# Factor price equalization theorem (20TH CENTURY)

Formulated by American economist Paul Samuelson (1915- ) on the basis of the Heckscher-Ohlin Trade Theory, factor price equalization theorem postulates that free trade in commodities will eliminate price differentials, thereby effecting an equalization of factor prices; especially wages and interest rates.

Also see: comparative costs, absolute advantage theory, customs union theory, rybczynski theorem

Source:
A P Lerner, ‘Factor Prices and International Trade’, Econometrica, XIX (1952), 1-15

Factor price equalization is an economic theory, by Paul A. Samuelson (1948), which states that the prices of identical factors of production, such as the wage rate, or the rent of capital, will be equalized across countries as a result of international trade in commodities. The theorem assumes that there are two goods and two factors of production, for example capital and labour. Other key assumptions of the theorem are that each country faces the same commodity prices, because of free trade in commodities, uses the same technology for production, and produces both goods. Crucially these assumptions result in factor prices being equalized across countries without the need for factor mobility, such as migration of labor or capital flows.

A simple summary of this theory is when the prices of the output goods are equalized between countries as they move to free trade, then the prices of the factors (capital and labor) will also be equalized between countries.

Whichever factor receives the lowest price before two countries integrate economically and effectively become one market will therefore tend to become more expensive relative to other factors in the economy, while those with the highest price will tend to become cheaper.[1]

In a perfectly competitive market, the return to a factor of production depends upon the value of its marginal productivity. The marginal productivity of a factor, like labor, in turn depends upon the amount of labor being used as well as the amount of capital. As the amount of labor rises in an industry, labor’s marginal productivity falls. As the amount of capital rises, labor’s marginal productivity rises. Finally, the value of productivity depends upon the output price commanded by the good in the market.

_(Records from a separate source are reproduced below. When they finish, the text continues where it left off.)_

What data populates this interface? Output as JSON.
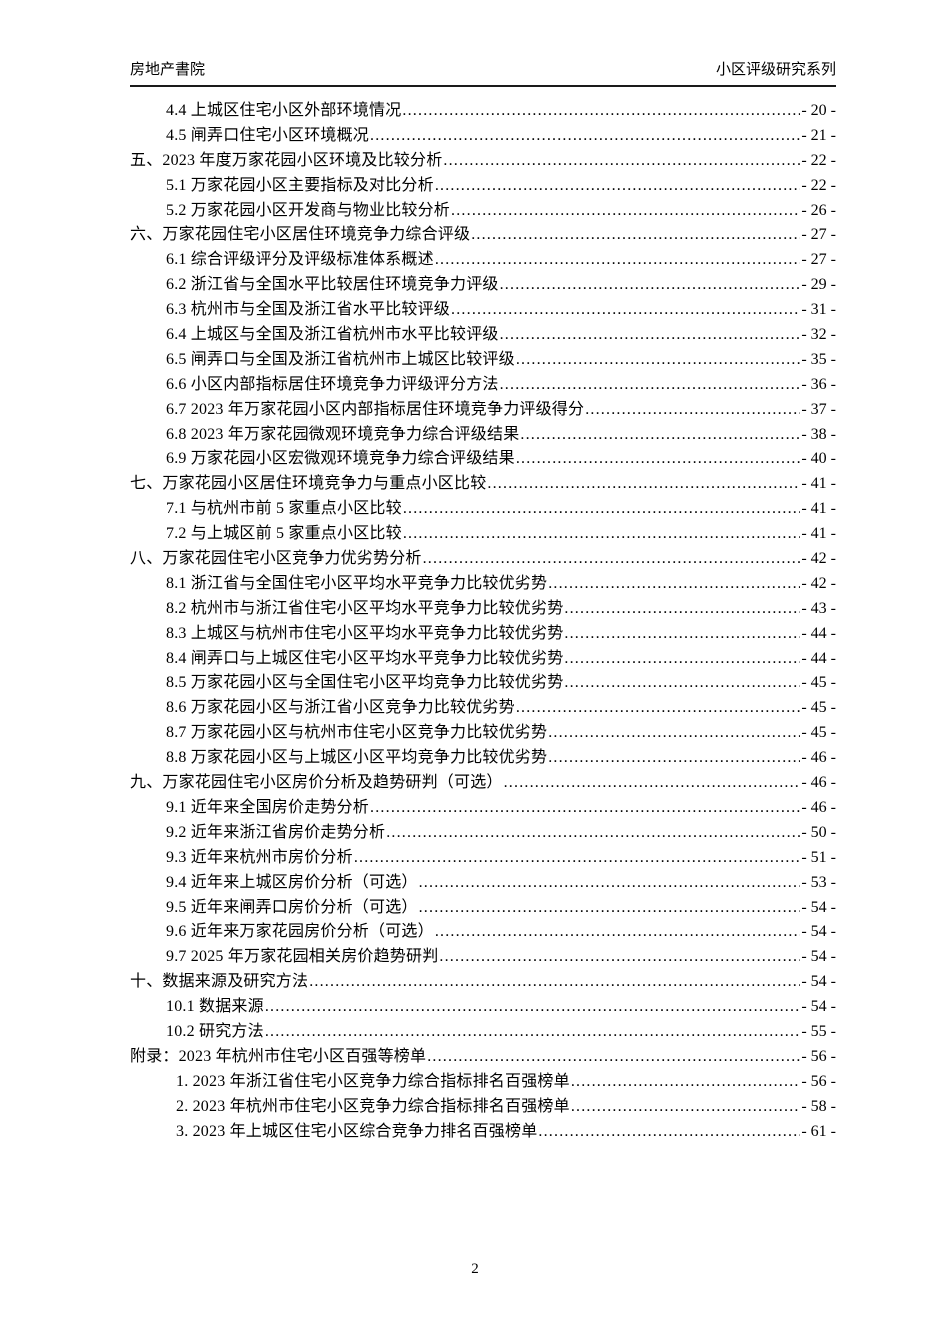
{
  "header": {
    "left": "房地产書院",
    "right": "小区评级研究系列"
  },
  "toc": {
    "entries": [
      {
        "level": 1,
        "label": "4.4 上城区住宅小区外部环境情况",
        "page": "- 20 -"
      },
      {
        "level": 1,
        "label": "4.5 闸弄口住宅小区环境概况",
        "page": "- 21 -"
      },
      {
        "level": 0,
        "label": "五、2023 年度万家花园小区环境及比较分析",
        "page": "- 22 -"
      },
      {
        "level": 1,
        "label": "5.1 万家花园小区主要指标及对比分析",
        "page": "- 22 -"
      },
      {
        "level": 1,
        "label": "5.2 万家花园小区开发商与物业比较分析",
        "page": "- 26 -"
      },
      {
        "level": 0,
        "label": "六、万家花园住宅小区居住环境竞争力综合评级",
        "page": "- 27 -"
      },
      {
        "level": 1,
        "label": "6.1 综合评级评分及评级标准体系概述",
        "page": "- 27 -"
      },
      {
        "level": 1,
        "label": "6.2 浙江省与全国水平比较居住环境竞争力评级",
        "page": "- 29 -"
      },
      {
        "level": 1,
        "label": "6.3 杭州市与全国及浙江省水平比较评级",
        "page": "- 31 -"
      },
      {
        "level": 1,
        "label": "6.4 上城区与全国及浙江省杭州市水平比较评级",
        "page": "- 32 -"
      },
      {
        "level": 1,
        "label": "6.5 闸弄口与全国及浙江省杭州市上城区比较评级",
        "page": "- 35 -"
      },
      {
        "level": 1,
        "label": "6.6 小区内部指标居住环境竞争力评级评分方法",
        "page": "- 36 -"
      },
      {
        "level": 1,
        "label": "6.7 2023 年万家花园小区内部指标居住环境竞争力评级得分",
        "page": "- 37 -"
      },
      {
        "level": 1,
        "label": "6.8 2023 年万家花园微观环境竞争力综合评级结果",
        "page": "- 38 -"
      },
      {
        "level": 1,
        "label": "6.9 万家花园小区宏微观环境竞争力综合评级结果",
        "page": "- 40 -"
      },
      {
        "level": 0,
        "label": "七、万家花园小区居住环境竞争力与重点小区比较",
        "page": "- 41 -"
      },
      {
        "level": 1,
        "label": "7.1 与杭州市前 5 家重点小区比较",
        "page": "- 41 -"
      },
      {
        "level": 1,
        "label": "7.2 与上城区前 5 家重点小区比较",
        "page": "- 41 -"
      },
      {
        "level": 0,
        "label": "八、万家花园住宅小区竞争力优劣势分析",
        "page": "- 42 -"
      },
      {
        "level": 1,
        "label": "8.1 浙江省与全国住宅小区平均水平竞争力比较优劣势",
        "page": "- 42 -"
      },
      {
        "level": 1,
        "label": "8.2 杭州市与浙江省住宅小区平均水平竞争力比较优劣势",
        "page": "- 43 -"
      },
      {
        "level": 1,
        "label": "8.3 上城区与杭州市住宅小区平均水平竞争力比较优劣势",
        "page": "- 44 -"
      },
      {
        "level": 1,
        "label": "8.4 闸弄口与上城区住宅小区平均水平竞争力比较优劣势",
        "page": "- 44 -"
      },
      {
        "level": 1,
        "label": "8.5 万家花园小区与全国住宅小区平均竞争力比较优劣势",
        "page": "- 45 -"
      },
      {
        "level": 1,
        "label": "8.6 万家花园小区与浙江省小区竞争力比较优劣势",
        "page": "- 45 -"
      },
      {
        "level": 1,
        "label": "8.7 万家花园小区与杭州市住宅小区竞争力比较优劣势",
        "page": "- 45 -"
      },
      {
        "level": 1,
        "label": "8.8 万家花园小区与上城区小区平均竞争力比较优劣势",
        "page": "- 46 -"
      },
      {
        "level": 0,
        "label": "九、万家花园住宅小区房价分析及趋势研判（可选）",
        "page": "- 46 -"
      },
      {
        "level": 1,
        "label": "9.1 近年来全国房价走势分析",
        "page": "- 46 -"
      },
      {
        "level": 1,
        "label": "9.2 近年来浙江省房价走势分析",
        "page": "- 50 -"
      },
      {
        "level": 1,
        "label": "9.3 近年来杭州市房价分析",
        "page": "- 51 -"
      },
      {
        "level": 1,
        "label": "9.4 近年来上城区房价分析（可选）",
        "page": "- 53 -"
      },
      {
        "level": 1,
        "label": "9.5 近年来闸弄口房价分析（可选）",
        "page": "- 54 -"
      },
      {
        "level": 1,
        "label": "9.6 近年来万家花园房价分析（可选）",
        "page": "- 54 -"
      },
      {
        "level": 1,
        "label": "9.7 2025 年万家花园相关房价趋势研判",
        "page": "- 54 -"
      },
      {
        "level": 0,
        "label": "十、数据来源及研究方法",
        "page": "- 54 -"
      },
      {
        "level": 1,
        "label": "10.1 数据来源",
        "page": "- 54 -"
      },
      {
        "level": 1,
        "label": "10.2 研究方法",
        "page": "- 55 -"
      },
      {
        "level": 0,
        "label": "附录：2023 年杭州市住宅小区百强等榜单",
        "page": "- 56 -"
      },
      {
        "level": 2,
        "label": "1. 2023 年浙江省住宅小区竞争力综合指标排名百强榜单",
        "page": "- 56 -"
      },
      {
        "level": 2,
        "label": "2. 2023 年杭州市住宅小区竞争力综合指标排名百强榜单",
        "page": "- 58 -"
      },
      {
        "level": 2,
        "label": "3. 2023 年上城区住宅小区综合竞争力排名百强榜单",
        "page": "- 61 -"
      }
    ]
  },
  "footer": {
    "page_number": "2"
  }
}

An often-cited example of factor price equalization is wages. When two countries enter a free trade agreement, wages for identical jobs in both countries tend to approach each other.

The result was first proven mathematically as an outcome of the Heckscher–Ohlin model assumptions.

Simply stated the theorem says that when the prices of the output goods are equalized between countries as they move to free trade, then the prices of the input factors (capital and labor) will also be equalized between countries.

This theory was independently discovered by Abba Lerner in 1933 but was published much later in 1952.[2] The “Lerner Diagram” remains a key analytical tool in teaching international trade theory.